On Nov. 5, it became clear Trump would win the Electoral College. As of about 5 p.m. ET on Nov. 6, The Associated Press had yet to call the race in Arizona and Nevada. Nevertheless, Trump will capture at least 295 electoral votes, and he is trending to sweep all seven battleground states.

On Oct. 25, leading national pollsters told The Epoch Times the race was too close to call. On Nov. 5, pollster Nate Silver wrote in his Silver Bulletin newsletter that Vice President Kamala Harris had a slightly better chance of winning the election than Trump did.

“Who’s gonna win the election?” Silver wrote. “Well, honestly, we don’t know.”

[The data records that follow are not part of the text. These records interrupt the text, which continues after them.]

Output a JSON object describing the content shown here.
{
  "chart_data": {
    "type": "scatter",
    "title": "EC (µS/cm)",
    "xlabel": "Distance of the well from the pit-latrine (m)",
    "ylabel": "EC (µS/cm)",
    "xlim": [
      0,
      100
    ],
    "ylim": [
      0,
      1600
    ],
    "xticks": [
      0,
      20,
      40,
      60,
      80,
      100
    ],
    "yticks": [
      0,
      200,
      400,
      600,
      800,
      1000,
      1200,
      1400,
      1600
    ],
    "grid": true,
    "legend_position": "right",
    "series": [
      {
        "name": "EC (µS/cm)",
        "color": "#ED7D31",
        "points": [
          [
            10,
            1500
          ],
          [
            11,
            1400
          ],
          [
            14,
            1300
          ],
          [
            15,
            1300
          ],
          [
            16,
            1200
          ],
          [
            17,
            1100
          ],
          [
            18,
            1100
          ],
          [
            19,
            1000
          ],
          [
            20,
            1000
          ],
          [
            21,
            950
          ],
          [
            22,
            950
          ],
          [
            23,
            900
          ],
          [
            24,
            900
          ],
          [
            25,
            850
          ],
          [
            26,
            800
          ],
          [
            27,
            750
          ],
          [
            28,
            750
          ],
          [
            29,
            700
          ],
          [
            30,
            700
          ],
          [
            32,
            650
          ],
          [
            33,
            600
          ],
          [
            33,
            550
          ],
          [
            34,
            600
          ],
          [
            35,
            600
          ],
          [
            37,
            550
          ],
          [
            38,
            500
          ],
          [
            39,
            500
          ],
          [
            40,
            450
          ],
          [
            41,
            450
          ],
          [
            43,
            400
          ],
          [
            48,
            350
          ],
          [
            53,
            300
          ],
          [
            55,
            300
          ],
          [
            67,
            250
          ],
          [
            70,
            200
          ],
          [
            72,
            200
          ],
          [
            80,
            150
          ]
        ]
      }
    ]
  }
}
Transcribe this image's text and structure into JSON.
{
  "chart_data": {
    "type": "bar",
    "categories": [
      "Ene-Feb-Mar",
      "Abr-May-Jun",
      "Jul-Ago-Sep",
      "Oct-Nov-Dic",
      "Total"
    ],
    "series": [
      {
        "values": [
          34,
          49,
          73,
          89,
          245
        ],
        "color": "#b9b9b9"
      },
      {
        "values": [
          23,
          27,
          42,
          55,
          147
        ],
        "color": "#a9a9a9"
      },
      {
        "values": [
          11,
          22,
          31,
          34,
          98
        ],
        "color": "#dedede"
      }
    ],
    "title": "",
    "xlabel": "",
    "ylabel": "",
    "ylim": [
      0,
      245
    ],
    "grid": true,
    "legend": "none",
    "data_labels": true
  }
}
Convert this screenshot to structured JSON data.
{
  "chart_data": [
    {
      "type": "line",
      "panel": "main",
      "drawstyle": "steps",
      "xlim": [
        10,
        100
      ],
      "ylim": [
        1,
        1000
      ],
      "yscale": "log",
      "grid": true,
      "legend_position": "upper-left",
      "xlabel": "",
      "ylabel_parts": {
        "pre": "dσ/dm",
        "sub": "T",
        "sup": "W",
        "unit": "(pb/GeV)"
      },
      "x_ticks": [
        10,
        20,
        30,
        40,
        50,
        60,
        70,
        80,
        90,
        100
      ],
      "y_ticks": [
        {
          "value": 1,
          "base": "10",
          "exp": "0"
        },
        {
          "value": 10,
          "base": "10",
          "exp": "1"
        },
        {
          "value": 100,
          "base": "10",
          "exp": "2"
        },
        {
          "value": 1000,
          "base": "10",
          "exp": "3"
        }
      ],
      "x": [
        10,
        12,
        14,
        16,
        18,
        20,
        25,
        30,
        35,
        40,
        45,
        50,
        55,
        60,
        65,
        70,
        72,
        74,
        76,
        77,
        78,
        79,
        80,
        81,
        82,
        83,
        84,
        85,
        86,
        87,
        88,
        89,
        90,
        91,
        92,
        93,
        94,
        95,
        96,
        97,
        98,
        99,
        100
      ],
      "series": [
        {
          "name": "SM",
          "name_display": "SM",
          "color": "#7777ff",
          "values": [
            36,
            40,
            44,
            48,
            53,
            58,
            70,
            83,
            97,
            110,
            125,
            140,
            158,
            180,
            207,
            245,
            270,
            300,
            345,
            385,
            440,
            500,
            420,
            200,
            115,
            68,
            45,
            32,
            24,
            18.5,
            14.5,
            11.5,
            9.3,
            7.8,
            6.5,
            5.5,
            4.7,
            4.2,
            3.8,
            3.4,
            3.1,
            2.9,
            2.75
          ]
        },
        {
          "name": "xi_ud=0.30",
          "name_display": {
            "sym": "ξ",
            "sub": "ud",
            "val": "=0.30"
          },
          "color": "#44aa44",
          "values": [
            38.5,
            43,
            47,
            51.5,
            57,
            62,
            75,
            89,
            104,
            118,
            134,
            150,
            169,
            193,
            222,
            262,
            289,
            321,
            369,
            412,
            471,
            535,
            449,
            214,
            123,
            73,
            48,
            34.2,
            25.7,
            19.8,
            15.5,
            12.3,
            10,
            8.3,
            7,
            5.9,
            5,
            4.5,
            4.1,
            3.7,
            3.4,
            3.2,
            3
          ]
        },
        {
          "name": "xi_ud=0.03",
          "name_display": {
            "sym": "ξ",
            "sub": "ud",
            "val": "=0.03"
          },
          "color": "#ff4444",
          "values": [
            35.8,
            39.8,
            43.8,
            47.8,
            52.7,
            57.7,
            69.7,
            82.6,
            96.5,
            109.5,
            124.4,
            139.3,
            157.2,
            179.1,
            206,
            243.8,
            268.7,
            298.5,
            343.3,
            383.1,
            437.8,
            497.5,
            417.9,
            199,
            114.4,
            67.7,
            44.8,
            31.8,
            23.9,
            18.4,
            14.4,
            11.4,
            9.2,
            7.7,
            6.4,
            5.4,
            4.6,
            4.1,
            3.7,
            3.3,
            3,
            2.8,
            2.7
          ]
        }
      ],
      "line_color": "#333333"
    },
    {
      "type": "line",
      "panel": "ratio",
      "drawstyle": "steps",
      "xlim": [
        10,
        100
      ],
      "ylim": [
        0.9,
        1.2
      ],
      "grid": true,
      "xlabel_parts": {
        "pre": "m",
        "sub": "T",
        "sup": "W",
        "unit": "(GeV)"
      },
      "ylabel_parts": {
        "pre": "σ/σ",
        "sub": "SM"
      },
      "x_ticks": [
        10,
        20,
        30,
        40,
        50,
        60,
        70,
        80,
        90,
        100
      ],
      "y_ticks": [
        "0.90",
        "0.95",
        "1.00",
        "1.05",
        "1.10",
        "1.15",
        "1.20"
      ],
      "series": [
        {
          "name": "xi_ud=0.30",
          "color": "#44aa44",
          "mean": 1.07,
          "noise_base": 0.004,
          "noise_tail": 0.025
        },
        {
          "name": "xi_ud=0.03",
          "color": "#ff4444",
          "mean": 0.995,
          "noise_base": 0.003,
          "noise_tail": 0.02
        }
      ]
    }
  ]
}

An average of the top national polls compiled and published by the media organization Real Clear Politics said the Democratic Party’s nominee was leading Trump nationally by about 0.1 percentage points.

The same average showed the presidential race within the polling margin of error in all seven battleground states. Harris held a slight lead in both Michigan at 0.5 percent, and Wisconsin at 0.4 percent.

The results are still coming in and subject to change, but according to the AP’s results published on Wednesday afternoon, Trump has won Georgia, Michigan, North Carolina, Pennsylvania, and Wisconsin. He is on track to win in Arizona and Michigan if current trends hold up once all ballots are counted.

Again, the tallies are not final, but Trump is on track to win the national popular vote by a 3.6 percentage point margin. No Republican Party candidate has prevailed in the popular vote since President George W. Bush was re-elected in 2004.

If the national vote tally remains close to the current margin, Trump will have beaten the pollsters’ expectations by 3.6 percent.

In the battleground states the AP has called, Trump beat the polls by an average margin of 1.2 points.

Pollsters who previously spoke with The Epoch Times said they had recognized the failures of their past polls and were working to correct them in 2024. Leaders of the Siena College Research Institute and Suffolk University Political Research Center said that previous polling undersampled and underweighted likely Trump supporters, leading to misses.

In a previous interview, Mark Mitchell, Rasmussen Reports’ head pollster, said his company’s polling predicted Trump would win the popular vote.

Mitchell did not respond to a request from The Epoch Times for comment by publication time.

However, on his X account, Mitchell said Nov. 6 was day one of “another cycle of being proven accurate.”

“Will we receive, from the industry, an olive branch or more attacks this morning?” Mitchell asked on social media.

He went on to say that the blowout loss should not be blamed on Harris.

“She wasn’t a perfect candidate, but let’s be honest, she probably did as well as she could,” Mitchell said on X.

“She saved Democrats from an even bigger [Republican] landslide. [President Joe] Biden and the Democrats made this mess.”